Broad spectrum anthelmintics are also effective against adult worms and larvae. There are several benzimidazoles were successful in clearing infection, including albendazole, febantel, fenbendazole, oxfendazole. Moreover, levamisole and several macrocyclic lactones (e.g. abamectin, doramectin, eprinomectin, ivermectin, moxidectin) are reported to be effective. After multiple rounds of exposure adult ruminants can overcome the adverse effects of the parasite however still it act as reservoir for new infection.

=== Resistance to anthelmintics ===
Anthelmintic drug resistance is a widespread emerging problem. Resistance has been reported to all broad spectrum anthelmintics, which are benzimidazoles (BZs), levamisole/morantel (LEV) and macrocyclic lactones (ML). There are numbers of reports about resistance of C. oncophora to MLs. MLs include ivermectin (IVM), which has been extensively used to treat livestock gastrointestinal parasites since the 1980s. MLs bind irreversible to Glutmate gated chloride ion (GluCl) channels, leading to hyperpolarisation. Pharyngeal and somatic muscle cells get paralyzed, which results in starvation of the worms and also their removal from the gastrointestinal tract. Broad spectrum anthelmintics include benzimidazoles (BZs). BZs have been used since the 1960s, and resistance was detected in sheep shortly after commercialization of the first drug, called thiabendazole, in 1964. Reason for emerging resistance is selection for resistant individuals, particularly by high treatment frequency and under-dosing of the drugs. Other nematodes such as H. contortus are more susceptible to the drugs, which leads to a shift in the nematode biome towards higher relative amount of C. oncophora.

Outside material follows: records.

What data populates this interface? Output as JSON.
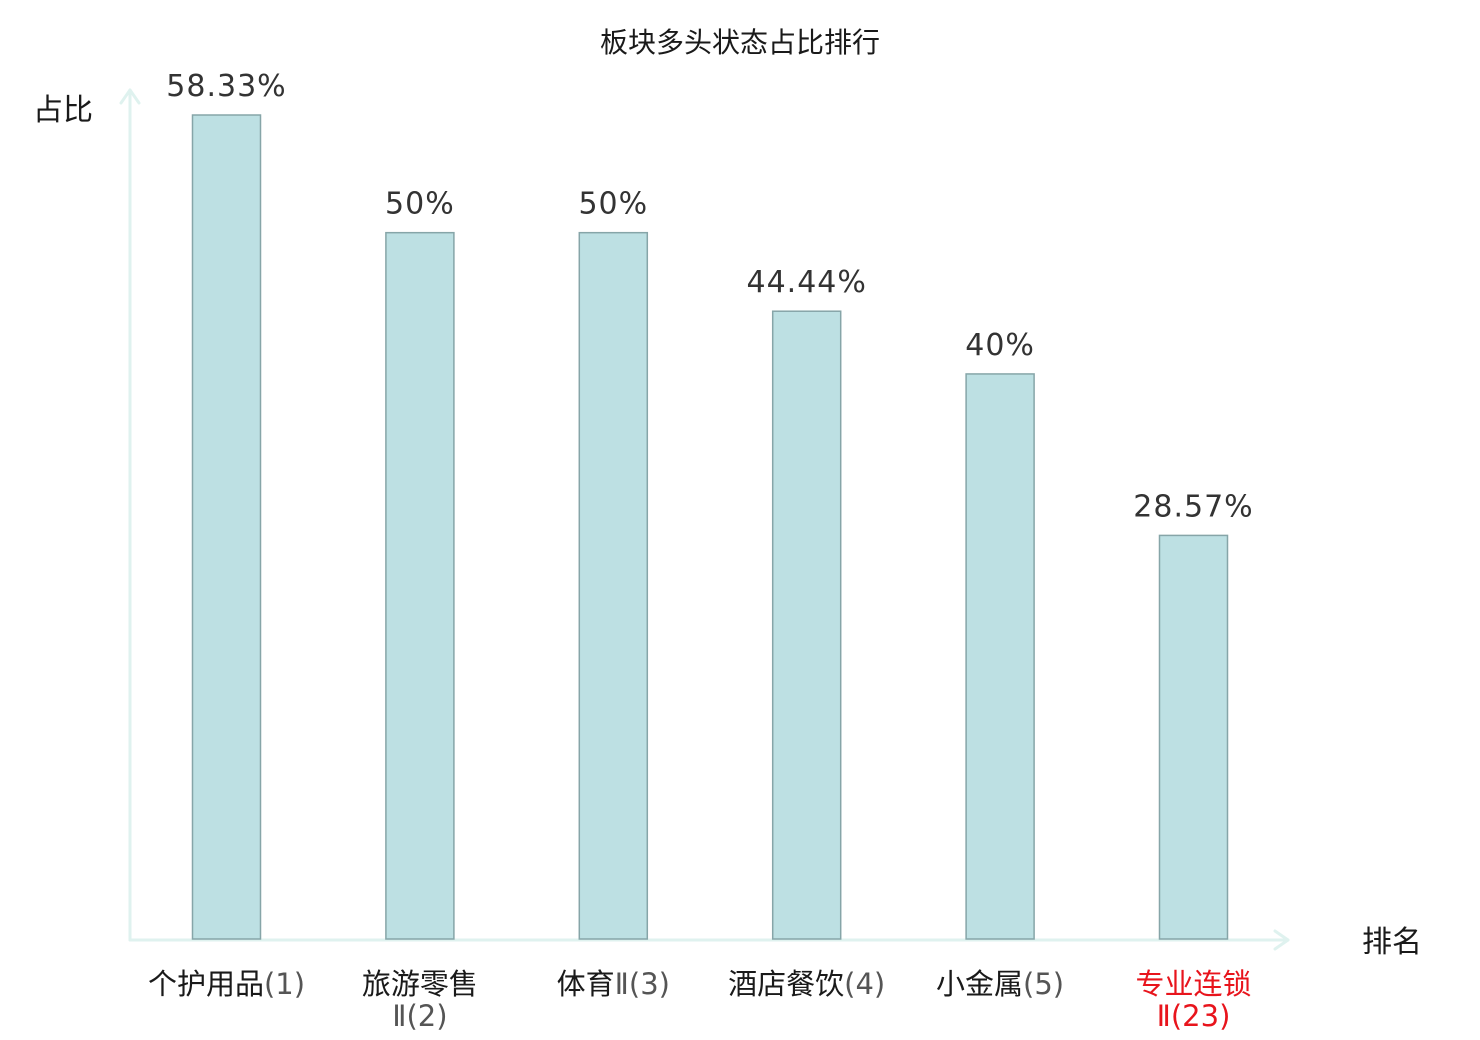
{
  "chart_data": {
    "type": "bar",
    "title": "板块多头状态占比排行",
    "xlabel": "排名",
    "ylabel": "占比",
    "ylim": [
      0,
      58.33
    ],
    "grid": false,
    "categories": [
      {
        "name": "个护用品",
        "rank": "(1)",
        "highlight": false
      },
      {
        "name": "旅游零售",
        "suffix": "Ⅱ",
        "rank": "(2)",
        "highlight": false,
        "wrap": true
      },
      {
        "name": "体育",
        "suffix": "Ⅱ",
        "rank": "(3)",
        "highlight": false
      },
      {
        "name": "酒店餐饮",
        "rank": "(4)",
        "highlight": false
      },
      {
        "name": "小金属",
        "rank": "(5)",
        "highlight": false
      },
      {
        "name": "专业连锁",
        "suffix": "Ⅱ",
        "rank": "(23)",
        "highlight": true,
        "wrap": true
      }
    ],
    "values": [
      58.33,
      50,
      50,
      44.44,
      40,
      28.57
    ],
    "value_labels": [
      "58.33%",
      "50%",
      "50%",
      "44.44%",
      "40%",
      "28.57%"
    ]
  },
  "colors": {
    "bar_fill": "#bde0e3",
    "bar_stroke": "#86a5a8",
    "axis": "#dff2ef",
    "text": "#1a1a1a",
    "value_text": "#333333",
    "rank_text": "#555555",
    "highlight": "#e8141c"
  }
}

Molecular mechanisms underlying the resistance against anthelmintics are being investigated. In general, drug resistance can develop in four different ways: 1) the drug does not bind to the target due to target changes, 2) changes in the xenobiotic metabolism that remove the drug or prevent activation, 3) changes in drug distribution in the organism, or 4) amplification of genes that overcome drug action. There are currently many investigations concerning amplification of genes that play a role in overcoming drug action. This includes transporters which are part of the xenobiotic metabolism by absorbing, distributing and eliminating external substances and their metabolites. One example is ATP-binding cassette (ABC) transporter families. P-glycoproteins (PGPs) are part of this family and substrates of MLs. Their up-regulation was found to be associated with ivermectin and moxidectin resistance in H. contortus. In C. oncophora, a P-glycoprotein called pgp-11 was found to be up-regulated in resistant adult worms compared to susceptible worms, but so far it has not been proven that up-regulation of pgp-11 actually protects the worm from MLs.

== Epidemiology ==
The epidemiology of this species can vary by geographic distribution. For example, the northern hemisphere sees arrested development of the L4 stage more often during the winter. The subtropical areas see arrested development more often during the dry seasons. There is not a lot of relevant epidemiology information available. It is known that C. oncophora has been found in temperate climates such as the United States and Brazil. Studies have been done to establish the prevalence in these areas. The lack of information may be due to less frequent reporting of cattle nematodes as compared to the frequency of human nematodes, and that Cooperia oncophora is not commonly reported as the sole cause of infection. C. oncophora often causes secondary infection alongside the infection caused by Ostertagia ostertagi and Haemonchus contortus. O. ostertagi and H. contortus cause more severe signs of infection than C. oncophora. Because of this difference in signs, O. ostertagi and H. contortus are often reported as the cause of disease rather than C. oncophora.